Extract stream prefix before stop token
Company: Microsoft
Role: Software Engineer
Category: Coding & Algorithms
Difficulty: hard
Interview Round: Technical Screen
You are consuming a text stream delivered as an iterator/generator of **string chunks** (each chunk may be any length, including empty). You are also given a **stop token** string `token`.
Concatenate the chunks conceptually into one long string `S`. Your task is to return the **prefix of `S` that appears strictly before the first occurrence of `token`**.
Key requirements:
- The stop token may be **split across chunk boundaries** (e.g., `"ab"` in one chunk and `"c"` in the next forms token `"abc"`).
- You must be able to **return as soon as the first full token is detected**. You are **not allowed** to buffer the entire stream and then search.
- Aim for low extra memory usage (e.g., proportional to `len(token)` rather than total stream size).
If the token never appears, return the entire concatenated stream content (up to end-of-stream).
### Function signature (example)
- Input: `chunks: Iterator[str]`, `token: str`
- Output: `str`
### Examples
1) `chunks = ["hello ", "wor", "ld<END>", "ignored"]`, `token = "<END>"` → return `"hello world"`
2) `chunks = ["abc", "d", "ef"]`, `token = "cde"` (token crosses boundary) → return `"ab"`
3) `chunks = ["aaaaa"]`, `token = "b"` → return `"aaaaa"`
### Constraints (reasonable interview assumptions)
- `1 <= len(token) <= 10^5`
- Total streamed characters can be large (potentially millions), so the solution should be close to linear time in the number of consumed characters.
Implement the function to satisfy the requirements above.

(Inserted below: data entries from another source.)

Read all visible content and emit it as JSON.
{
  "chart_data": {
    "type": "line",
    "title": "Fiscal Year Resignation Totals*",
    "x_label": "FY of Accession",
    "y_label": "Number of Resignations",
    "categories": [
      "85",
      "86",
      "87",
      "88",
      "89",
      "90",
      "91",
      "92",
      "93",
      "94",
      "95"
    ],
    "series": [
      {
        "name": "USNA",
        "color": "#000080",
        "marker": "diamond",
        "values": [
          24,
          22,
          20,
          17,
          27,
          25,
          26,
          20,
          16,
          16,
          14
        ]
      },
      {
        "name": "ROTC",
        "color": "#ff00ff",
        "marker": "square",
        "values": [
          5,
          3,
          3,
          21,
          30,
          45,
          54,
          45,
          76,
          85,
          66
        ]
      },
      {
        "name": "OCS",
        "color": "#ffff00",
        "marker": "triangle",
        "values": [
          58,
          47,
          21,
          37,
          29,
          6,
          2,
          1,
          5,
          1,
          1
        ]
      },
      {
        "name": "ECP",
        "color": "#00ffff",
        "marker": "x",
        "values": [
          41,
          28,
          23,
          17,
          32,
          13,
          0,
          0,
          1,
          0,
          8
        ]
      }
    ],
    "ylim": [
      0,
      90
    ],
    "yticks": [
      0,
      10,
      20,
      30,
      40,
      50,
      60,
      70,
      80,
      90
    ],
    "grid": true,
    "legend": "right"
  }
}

Quick Answer: This question evaluates streaming string processing, incremental substring detection across chunk boundaries, and memory-efficient algorithm design for low-latency consumption of potentially large text streams.
Given text chunks and a stop token, return the stream prefix before the first stop-token occurrence, including when the token spans chunks.
Constraints
- Inputs are provided as Python literals compatible with the function signature.
- Return a deterministic value exactly matching the requested output.
Examples
Input: (['abc', 'deSTOPfg'], 'STOP')
Expected Output: 'abcde'
Explanation: Inside one chunk.
Input: (['hello ST', 'OP world'], 'STOP')
Expected Output: 'hello '
Explanation: Across chunks.
Input: (['no', ' marker'], '<end>')
Expected Output: 'no marker'
Explanation: Absent stop token.
Input: (['abc'], '')
Expected Output: ''
Explanation: Empty stop token.
Hints
- Start with a direct data structure representation.
- Handle edge cases before the main loop.